AntonioDeFalco / SCEVAN

R package that automatically classifies the cells in the scRNA data by segregating non-malignant cells of tumor microenviroment from the malignant cells. It also infers the copy number profile of malignant cells, identifies subclonal structures and analyses the specific and shared alterations of each subpopulation.
https://www.nature.com/articles/s41467-023-36790-9
GNU General Public License v3.0
92 stars 25 forks source link

Extracting CNV matrix for downstream analysis #7

Closed grst closed 2 years ago

grst commented 2 years ago

Hi,

I would like to extract the data used for plotting the for some downstream analysis (custom visualization and computation of a heterogeneity score).

The only full cell x feature matrix I could find in the results is the mtx_vega.txt matrix.
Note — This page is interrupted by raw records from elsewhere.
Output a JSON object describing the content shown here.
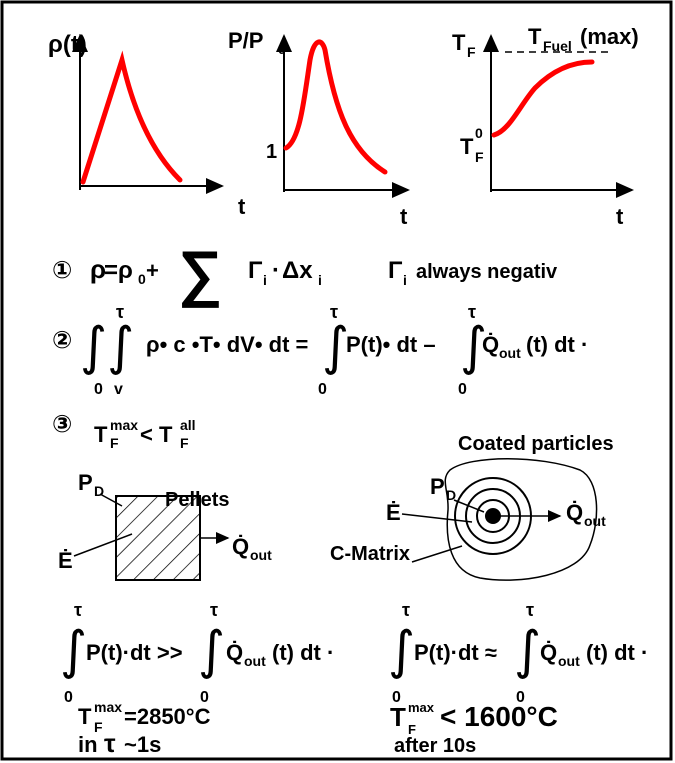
{
  "graphs": [
    {
      "y_label": "ρ(t)",
      "x_label": "t"
    },
    {
      "y_label": "P/P",
      "y_label_sub": "0",
      "tick_label": "1",
      "x_label": "t"
    },
    {
      "y_label": "T",
      "y_label_sub": "F",
      "max_label": "T",
      "max_label_sub": "Fuel",
      "max_label_tail": "(max)",
      "start_label": "T",
      "start_label_sub": "F",
      "start_label_sup": "0",
      "x_label": "t"
    }
  ],
  "equation_1": [
    "①",
    "ρ",
    "=ρ",
    "0",
    "+",
    "∑",
    "Γ",
    "i",
    "·",
    "Δx",
    "i",
    "Γ",
    "i",
    "always negativ"
  ],
  "equation_2": [
    "②",
    "∫∫",
    "τ",
    "0",
    "v",
    "ρ• c •T• dV• dt =",
    "∫",
    "τ",
    "0",
    "P(t)• dt –",
    "∫",
    "τ",
    "0",
    "Q̇",
    "out",
    "(t) dt ·"
  ],
  "equation_3": [
    "③",
    "T",
    "max",
    "F",
    "< T",
    "all",
    "F"
  ],
  "pellets": {
    "title": "Pellets",
    "pd": [
      "P",
      "D"
    ],
    "e": "Ė",
    "q": [
      "Q̇",
      "out"
    ],
    "balance": [
      "∫",
      "τ",
      "0",
      "P(t)·dt >>",
      "∫",
      "τ",
      "0",
      "Q̇",
      "out",
      "(t) dt ·"
    ],
    "result": [
      "T",
      "max",
      "F",
      "=2850°C"
    ],
    "time": [
      "in",
      "τ",
      "~1s"
    ]
  },
  "coated": {
    "title": "Coated particles",
    "pd": [
      "P",
      "D"
    ],
    "e": "Ė",
    "q": [
      "Q̇",
      "out"
    ],
    "matrix": "C-Matrix",
    "balance": [
      "∫",
      "τ",
      "0",
      "P(t)·dt ≈",
      "∫",
      "τ",
      "0",
      "Q̇",
      "out",
      "(t) dt ·"
    ],
    "result": [
      "T",
      "max",
      "F",
      "< 1600°C"
    ],
    "time": "after 10s"
  }
}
However when plotting it as a heatmap, the results are rather inconsistent:

image

(tumor/normal classification is the result from SCEVAN)

Is there a way to retrieve the "final" SCEVAN results somehow?

Cheers, Gregor

CC @abyssum

AntonioDeFalco commented 2 years ago

Hi, Yes the CNV matrix was not saved in the output and the _mtxvega.txt file is an intermediate pipeline file. I added in the last commit 8d91777 the saving of the matrix that you will find in the output folder in the file CNAmtx.RData.

Thanks for your interest in our tool. Regards

grst commented 2 years ago

That was amazingly quick! Thanks!

grst commented 2 years ago

Hi @AntonioDeFalco,

I now ended up with something that looks like this: image

which is a lot closer to the SCEVAN heatmap. However, the SCEVAN heatmap seems to have contain some "segmentation" information on top. Is that available somewhere as well?

AntonioDeFalco commented 2 years ago

Hi @grst, If you mean the gray and black colors at the top they indicate the different chromosomes not segmentation information. Instead you can find information about segmentation in the files in the output folder ending with vega output.txt, one file (only tumor) with the segmentation of all tumor cells and one file for each subclone with the respective segmentation.

grst commented 2 years ago

I was actually referring to the segments indicated with blue lines here:

image

I suspect this is the same segmentation as in the vega output.txt you were mentioning. To reproduce the heatmap, do I simply need to calculate the mean of the CNA matrix for each cell in each vega segment?

Many thanks and enjoy the holidays! Gregor

grst commented 2 years ago

Hi @AntonioDeFalco,

could you please take a look at my last question? I suspect it got lost over the holidays.

Many thanks, Gregor

AntonioDeFalco commented 2 years ago

Hi @grst, exactly the saved matrix was missing the step of calculating the mean in the segmentation segments. I have corrected it in the last commit ab634a5, now the matrix saved in the CNAmtx.RData file corresponds exactly to the SCEVAN heatmap.

Sorry for the late reply. Regards

grst commented 2 years ago

Nice! I now can reproduce the tumor/normal heatmap exactely! image

However, the when subsetting it to the subclones, it still looks slightly different. It looks like there is a different segmentation information used for the subclones heatmap: image

AntonioDeFalco commented 2 years ago

As explained in the preprint, after clustering the CNA matrix to find the subclones, each cluster is segmented independently and analysed separately to then obtain the subclone heatamp. Last commit de6a350, save in CNAmtxSubclones.RData this heatmap.

AntonioDeFalco commented 2 years ago

@grst I made a mistake in the last commit which caused an error as reported by another user and I have just corrected the problem in the commit. de6a350.

grst commented 2 years ago

Everything works as expected now! Thanks for your excellent support!

Pentayouth commented 6 months ago

Countless softwares have ceased updating shortly after publication. It's very exciting to see the author promptly optimizing such an important and easy-to-use software. All best wishes!